Lockdown diaries: She was Beloved’s last gift to us
I wasn’t prepared for the Very Important Doctor from the SPCA at my gate.
Peeping. Picture: iStock
The black dog runs with me – literally. Depressed like me after 20-odd days in lockdown, he hits our empty street running, trying to climb a fence getting to the yapper a few houses down.
Baulking at the lead, he bites the hand that feeds him, gets a couple of klaps and kicks with a sloffie and is eventually dragged back into the yard by the scruff of his neck.
Tail wagging, I could’ve sworn he was smiling. And I couldn’t help smiling with him: it was short-lived, but he was out, free à la Braveheart…
So I wasn’t prepared for the Very Important Doctor from the SPCA at my gate two days later.
It seems some curtain creep in our street sent him a video of the “animal abuse”.
I’m dumbfounded. Probably the same creep whose eyes I felt when I fetched my black bin half a block down on Friday.
Doctor, who tells me he is also a policeman, won’t “reveal his source” or “show the incriminating evidence”, but hears about the sloffie, sees the tail-wagging black dog and must know this is a loved family member.
But that’s the problem with power – and creeps: he spots my placid old lady of over 10 years.
“Look how she walks, she is in pain,” says the Doctor.
No, I assure him, no pain, she’s just old, and crossed with an Alsatian. That’s how they walk. And did I tell you she’s got six toes on every paw?
But he’s not listening. “Look at her coat.”
He couldn’t care that she won’t lie still for more than an hour for the brush – and even then you can’t see the difference.

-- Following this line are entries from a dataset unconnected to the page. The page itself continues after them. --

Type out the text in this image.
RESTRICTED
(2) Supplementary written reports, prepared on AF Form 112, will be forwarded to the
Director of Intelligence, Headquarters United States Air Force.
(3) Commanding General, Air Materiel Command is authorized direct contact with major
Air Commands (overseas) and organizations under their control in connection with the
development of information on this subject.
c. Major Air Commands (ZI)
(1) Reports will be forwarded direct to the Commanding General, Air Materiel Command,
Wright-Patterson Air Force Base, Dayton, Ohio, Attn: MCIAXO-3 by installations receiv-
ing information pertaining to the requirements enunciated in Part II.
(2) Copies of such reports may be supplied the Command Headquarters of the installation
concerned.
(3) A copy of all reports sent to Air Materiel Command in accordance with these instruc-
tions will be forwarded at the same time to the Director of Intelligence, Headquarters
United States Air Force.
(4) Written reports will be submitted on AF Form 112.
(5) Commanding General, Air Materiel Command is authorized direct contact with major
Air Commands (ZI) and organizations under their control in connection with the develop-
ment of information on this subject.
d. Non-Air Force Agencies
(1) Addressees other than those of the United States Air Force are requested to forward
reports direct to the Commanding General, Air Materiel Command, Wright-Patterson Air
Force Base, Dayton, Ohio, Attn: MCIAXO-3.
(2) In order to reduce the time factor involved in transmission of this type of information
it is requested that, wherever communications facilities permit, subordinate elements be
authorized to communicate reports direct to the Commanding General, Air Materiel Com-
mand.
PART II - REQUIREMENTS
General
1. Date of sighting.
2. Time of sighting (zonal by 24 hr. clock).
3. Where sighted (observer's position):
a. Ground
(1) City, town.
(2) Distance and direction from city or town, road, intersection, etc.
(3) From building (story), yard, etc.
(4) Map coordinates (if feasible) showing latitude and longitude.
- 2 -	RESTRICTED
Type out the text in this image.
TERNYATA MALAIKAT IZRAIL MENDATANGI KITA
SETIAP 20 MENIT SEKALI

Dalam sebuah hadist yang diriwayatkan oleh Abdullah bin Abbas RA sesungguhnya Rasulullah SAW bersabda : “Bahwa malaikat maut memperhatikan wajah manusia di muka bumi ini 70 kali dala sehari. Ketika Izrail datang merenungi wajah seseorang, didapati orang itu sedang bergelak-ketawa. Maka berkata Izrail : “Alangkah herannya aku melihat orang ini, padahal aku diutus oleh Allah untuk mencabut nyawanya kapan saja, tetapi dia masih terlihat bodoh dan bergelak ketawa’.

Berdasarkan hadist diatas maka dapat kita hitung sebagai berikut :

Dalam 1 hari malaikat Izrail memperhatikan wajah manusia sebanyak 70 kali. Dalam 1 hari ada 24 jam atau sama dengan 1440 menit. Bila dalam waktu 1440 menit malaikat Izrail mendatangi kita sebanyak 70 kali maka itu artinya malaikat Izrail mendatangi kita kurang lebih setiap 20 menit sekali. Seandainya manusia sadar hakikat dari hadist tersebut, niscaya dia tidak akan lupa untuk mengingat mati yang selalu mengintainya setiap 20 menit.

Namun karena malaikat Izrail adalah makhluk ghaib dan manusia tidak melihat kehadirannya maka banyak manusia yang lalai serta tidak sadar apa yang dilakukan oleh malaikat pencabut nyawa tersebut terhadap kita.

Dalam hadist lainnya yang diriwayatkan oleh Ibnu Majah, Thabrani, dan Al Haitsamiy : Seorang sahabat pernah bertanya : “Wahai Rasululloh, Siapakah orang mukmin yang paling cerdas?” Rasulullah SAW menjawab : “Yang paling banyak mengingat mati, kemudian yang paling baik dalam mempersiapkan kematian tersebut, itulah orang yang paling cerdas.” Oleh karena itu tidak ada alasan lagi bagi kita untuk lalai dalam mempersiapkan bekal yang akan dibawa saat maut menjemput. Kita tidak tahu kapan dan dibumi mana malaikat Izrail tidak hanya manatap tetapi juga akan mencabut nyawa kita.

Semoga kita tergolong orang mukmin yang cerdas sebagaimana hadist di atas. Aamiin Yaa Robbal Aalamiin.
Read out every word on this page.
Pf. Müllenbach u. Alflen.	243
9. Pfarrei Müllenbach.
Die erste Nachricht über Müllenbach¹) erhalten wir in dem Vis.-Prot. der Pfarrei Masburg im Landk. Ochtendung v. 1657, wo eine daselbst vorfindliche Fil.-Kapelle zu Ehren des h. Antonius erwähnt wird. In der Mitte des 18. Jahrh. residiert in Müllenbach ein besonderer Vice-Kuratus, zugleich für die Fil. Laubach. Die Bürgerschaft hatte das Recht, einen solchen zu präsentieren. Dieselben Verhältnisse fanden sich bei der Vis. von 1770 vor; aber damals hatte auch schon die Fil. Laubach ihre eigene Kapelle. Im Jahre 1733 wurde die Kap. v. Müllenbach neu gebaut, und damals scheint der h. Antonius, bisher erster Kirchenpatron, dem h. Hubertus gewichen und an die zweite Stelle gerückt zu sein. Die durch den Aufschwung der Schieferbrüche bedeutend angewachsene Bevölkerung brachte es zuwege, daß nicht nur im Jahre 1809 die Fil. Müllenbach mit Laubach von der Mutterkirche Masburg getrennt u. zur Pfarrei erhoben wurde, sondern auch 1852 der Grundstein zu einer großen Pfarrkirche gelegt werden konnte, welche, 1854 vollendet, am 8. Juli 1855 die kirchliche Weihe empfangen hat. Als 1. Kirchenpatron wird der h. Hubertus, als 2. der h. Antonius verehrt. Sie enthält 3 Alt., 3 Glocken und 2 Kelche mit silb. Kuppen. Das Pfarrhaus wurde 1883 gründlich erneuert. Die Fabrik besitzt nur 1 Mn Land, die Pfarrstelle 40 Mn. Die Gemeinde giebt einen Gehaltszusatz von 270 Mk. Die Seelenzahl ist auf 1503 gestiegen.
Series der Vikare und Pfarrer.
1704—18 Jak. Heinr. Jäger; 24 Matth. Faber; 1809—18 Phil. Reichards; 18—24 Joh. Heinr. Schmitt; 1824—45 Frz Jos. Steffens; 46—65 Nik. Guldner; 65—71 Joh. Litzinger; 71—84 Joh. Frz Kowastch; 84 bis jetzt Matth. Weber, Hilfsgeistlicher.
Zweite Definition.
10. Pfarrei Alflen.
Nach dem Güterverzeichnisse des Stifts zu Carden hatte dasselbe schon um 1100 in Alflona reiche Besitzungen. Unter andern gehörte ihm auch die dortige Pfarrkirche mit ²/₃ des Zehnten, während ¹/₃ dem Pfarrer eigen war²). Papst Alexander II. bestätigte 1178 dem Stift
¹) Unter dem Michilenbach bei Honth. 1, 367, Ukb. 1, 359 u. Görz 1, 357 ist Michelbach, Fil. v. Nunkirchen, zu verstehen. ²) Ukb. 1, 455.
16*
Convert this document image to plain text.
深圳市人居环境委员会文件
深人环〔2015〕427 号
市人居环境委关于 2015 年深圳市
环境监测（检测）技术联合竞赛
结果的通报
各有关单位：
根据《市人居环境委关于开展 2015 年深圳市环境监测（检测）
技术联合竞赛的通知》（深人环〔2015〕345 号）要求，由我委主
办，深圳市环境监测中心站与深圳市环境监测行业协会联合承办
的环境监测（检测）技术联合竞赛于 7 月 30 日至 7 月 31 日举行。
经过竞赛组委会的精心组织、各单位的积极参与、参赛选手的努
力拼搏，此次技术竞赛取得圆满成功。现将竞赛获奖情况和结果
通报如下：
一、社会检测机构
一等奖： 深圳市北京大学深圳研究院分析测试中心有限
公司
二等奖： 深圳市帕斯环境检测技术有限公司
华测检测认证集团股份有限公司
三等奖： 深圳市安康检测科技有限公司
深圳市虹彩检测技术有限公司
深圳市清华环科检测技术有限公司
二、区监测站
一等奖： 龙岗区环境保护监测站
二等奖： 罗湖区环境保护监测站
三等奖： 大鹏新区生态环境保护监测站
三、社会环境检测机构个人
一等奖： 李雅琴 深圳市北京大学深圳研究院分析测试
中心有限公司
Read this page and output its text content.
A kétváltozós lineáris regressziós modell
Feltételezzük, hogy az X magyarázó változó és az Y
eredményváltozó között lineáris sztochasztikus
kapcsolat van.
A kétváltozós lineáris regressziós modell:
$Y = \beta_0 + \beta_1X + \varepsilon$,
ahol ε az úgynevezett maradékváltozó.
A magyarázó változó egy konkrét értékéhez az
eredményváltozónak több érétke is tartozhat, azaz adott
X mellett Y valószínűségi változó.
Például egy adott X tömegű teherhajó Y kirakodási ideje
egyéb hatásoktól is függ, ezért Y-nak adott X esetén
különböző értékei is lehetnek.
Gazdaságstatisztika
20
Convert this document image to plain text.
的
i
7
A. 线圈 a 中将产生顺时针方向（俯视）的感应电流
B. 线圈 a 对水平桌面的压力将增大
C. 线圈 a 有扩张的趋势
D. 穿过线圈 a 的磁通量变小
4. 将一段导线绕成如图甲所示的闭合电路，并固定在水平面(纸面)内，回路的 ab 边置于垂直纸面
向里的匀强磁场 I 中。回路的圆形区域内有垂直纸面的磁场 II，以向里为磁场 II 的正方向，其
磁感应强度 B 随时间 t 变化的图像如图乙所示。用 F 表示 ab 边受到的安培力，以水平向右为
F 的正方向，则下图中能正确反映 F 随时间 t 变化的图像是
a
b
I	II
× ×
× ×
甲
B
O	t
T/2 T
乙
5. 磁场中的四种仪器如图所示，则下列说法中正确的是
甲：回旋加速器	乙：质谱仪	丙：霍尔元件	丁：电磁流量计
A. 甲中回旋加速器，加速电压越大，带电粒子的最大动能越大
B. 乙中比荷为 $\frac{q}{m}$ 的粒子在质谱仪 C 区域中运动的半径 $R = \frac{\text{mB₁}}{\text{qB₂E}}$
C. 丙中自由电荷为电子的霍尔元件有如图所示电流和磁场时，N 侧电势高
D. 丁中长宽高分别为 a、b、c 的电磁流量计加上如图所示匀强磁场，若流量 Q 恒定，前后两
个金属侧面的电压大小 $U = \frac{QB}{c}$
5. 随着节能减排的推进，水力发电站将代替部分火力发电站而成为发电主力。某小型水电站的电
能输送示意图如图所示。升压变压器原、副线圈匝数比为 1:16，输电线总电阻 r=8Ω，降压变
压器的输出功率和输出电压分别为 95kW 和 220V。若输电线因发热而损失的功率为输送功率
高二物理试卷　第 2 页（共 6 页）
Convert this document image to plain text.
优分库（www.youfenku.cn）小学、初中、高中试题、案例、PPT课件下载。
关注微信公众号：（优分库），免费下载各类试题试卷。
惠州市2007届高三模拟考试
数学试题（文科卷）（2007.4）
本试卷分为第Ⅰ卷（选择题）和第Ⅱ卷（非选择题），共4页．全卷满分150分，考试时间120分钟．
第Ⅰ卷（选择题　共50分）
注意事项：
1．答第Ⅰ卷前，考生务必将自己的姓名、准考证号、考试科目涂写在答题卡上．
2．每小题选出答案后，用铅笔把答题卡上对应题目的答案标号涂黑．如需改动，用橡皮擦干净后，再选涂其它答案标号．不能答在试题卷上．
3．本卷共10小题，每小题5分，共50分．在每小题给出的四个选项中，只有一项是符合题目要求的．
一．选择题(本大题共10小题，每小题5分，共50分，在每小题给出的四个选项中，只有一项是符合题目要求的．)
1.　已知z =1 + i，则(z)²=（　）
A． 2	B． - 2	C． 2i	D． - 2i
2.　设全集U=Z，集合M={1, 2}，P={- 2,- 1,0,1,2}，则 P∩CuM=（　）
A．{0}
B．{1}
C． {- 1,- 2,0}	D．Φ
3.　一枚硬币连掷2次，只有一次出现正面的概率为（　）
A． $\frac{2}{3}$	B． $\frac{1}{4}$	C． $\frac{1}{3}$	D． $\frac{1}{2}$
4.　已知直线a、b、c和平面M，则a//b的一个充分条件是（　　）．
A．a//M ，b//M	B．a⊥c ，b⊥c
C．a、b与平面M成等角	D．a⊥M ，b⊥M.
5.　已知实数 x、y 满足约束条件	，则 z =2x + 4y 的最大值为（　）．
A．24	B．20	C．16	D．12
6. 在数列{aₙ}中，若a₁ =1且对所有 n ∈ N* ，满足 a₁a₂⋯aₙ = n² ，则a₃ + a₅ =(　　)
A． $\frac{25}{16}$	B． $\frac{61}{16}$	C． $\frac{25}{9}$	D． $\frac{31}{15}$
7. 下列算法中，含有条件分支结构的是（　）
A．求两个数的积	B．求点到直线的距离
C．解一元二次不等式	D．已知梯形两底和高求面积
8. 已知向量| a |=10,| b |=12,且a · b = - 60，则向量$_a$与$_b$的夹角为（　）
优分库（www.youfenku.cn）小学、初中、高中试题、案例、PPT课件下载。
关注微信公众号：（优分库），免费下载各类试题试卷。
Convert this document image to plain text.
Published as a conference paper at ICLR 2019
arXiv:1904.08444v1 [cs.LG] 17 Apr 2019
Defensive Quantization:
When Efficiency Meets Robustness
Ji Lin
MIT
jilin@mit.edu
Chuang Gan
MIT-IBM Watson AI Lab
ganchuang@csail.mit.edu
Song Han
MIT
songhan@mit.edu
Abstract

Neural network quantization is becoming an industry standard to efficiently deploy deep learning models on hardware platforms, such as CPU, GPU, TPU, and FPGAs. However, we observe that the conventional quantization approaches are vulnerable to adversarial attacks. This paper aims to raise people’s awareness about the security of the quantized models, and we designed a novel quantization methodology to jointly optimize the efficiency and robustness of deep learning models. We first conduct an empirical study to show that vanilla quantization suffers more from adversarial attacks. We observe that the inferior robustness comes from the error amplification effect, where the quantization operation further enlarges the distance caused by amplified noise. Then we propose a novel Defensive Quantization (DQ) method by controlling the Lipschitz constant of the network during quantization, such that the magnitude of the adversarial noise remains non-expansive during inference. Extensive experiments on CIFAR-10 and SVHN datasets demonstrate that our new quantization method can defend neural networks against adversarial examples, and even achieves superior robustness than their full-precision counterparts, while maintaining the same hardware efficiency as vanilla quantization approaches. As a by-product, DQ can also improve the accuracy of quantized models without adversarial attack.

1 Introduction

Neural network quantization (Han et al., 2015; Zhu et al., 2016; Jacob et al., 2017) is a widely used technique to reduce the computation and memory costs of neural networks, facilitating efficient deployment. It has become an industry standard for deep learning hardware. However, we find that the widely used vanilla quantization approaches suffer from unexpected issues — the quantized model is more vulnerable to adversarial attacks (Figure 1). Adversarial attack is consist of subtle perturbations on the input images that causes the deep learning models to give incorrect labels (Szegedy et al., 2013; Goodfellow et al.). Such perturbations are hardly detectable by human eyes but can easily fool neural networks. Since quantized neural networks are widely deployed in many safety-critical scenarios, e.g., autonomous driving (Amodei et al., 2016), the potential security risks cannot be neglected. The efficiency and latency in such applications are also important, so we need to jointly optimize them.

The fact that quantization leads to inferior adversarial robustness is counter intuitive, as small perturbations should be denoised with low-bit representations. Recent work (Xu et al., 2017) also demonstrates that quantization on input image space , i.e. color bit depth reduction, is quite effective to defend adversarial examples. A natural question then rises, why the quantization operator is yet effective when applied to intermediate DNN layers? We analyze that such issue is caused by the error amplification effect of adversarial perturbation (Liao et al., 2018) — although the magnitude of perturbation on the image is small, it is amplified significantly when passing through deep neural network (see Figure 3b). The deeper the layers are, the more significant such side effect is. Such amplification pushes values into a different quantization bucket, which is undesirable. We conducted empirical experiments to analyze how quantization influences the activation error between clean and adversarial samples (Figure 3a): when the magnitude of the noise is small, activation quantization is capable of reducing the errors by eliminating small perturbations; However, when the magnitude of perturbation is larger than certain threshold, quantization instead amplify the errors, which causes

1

Forget the “animal abuse”, Constable Doctor has a new mission: I get 48 hours for a vet to assess my old lady.
I explain about lockdown; he is adamant. We agree to disagree and I put her in the back of his van for the SPCA vet to give her a once-over.
He’ll bring her back, Constable Doctor says as I sign my “warning”.
He never did.
He eventually took my call three days later and haughtily told me I’ve lost her. For ever.
Yes, he’s having her put down. Yes, it’s his decision, not the vet’s.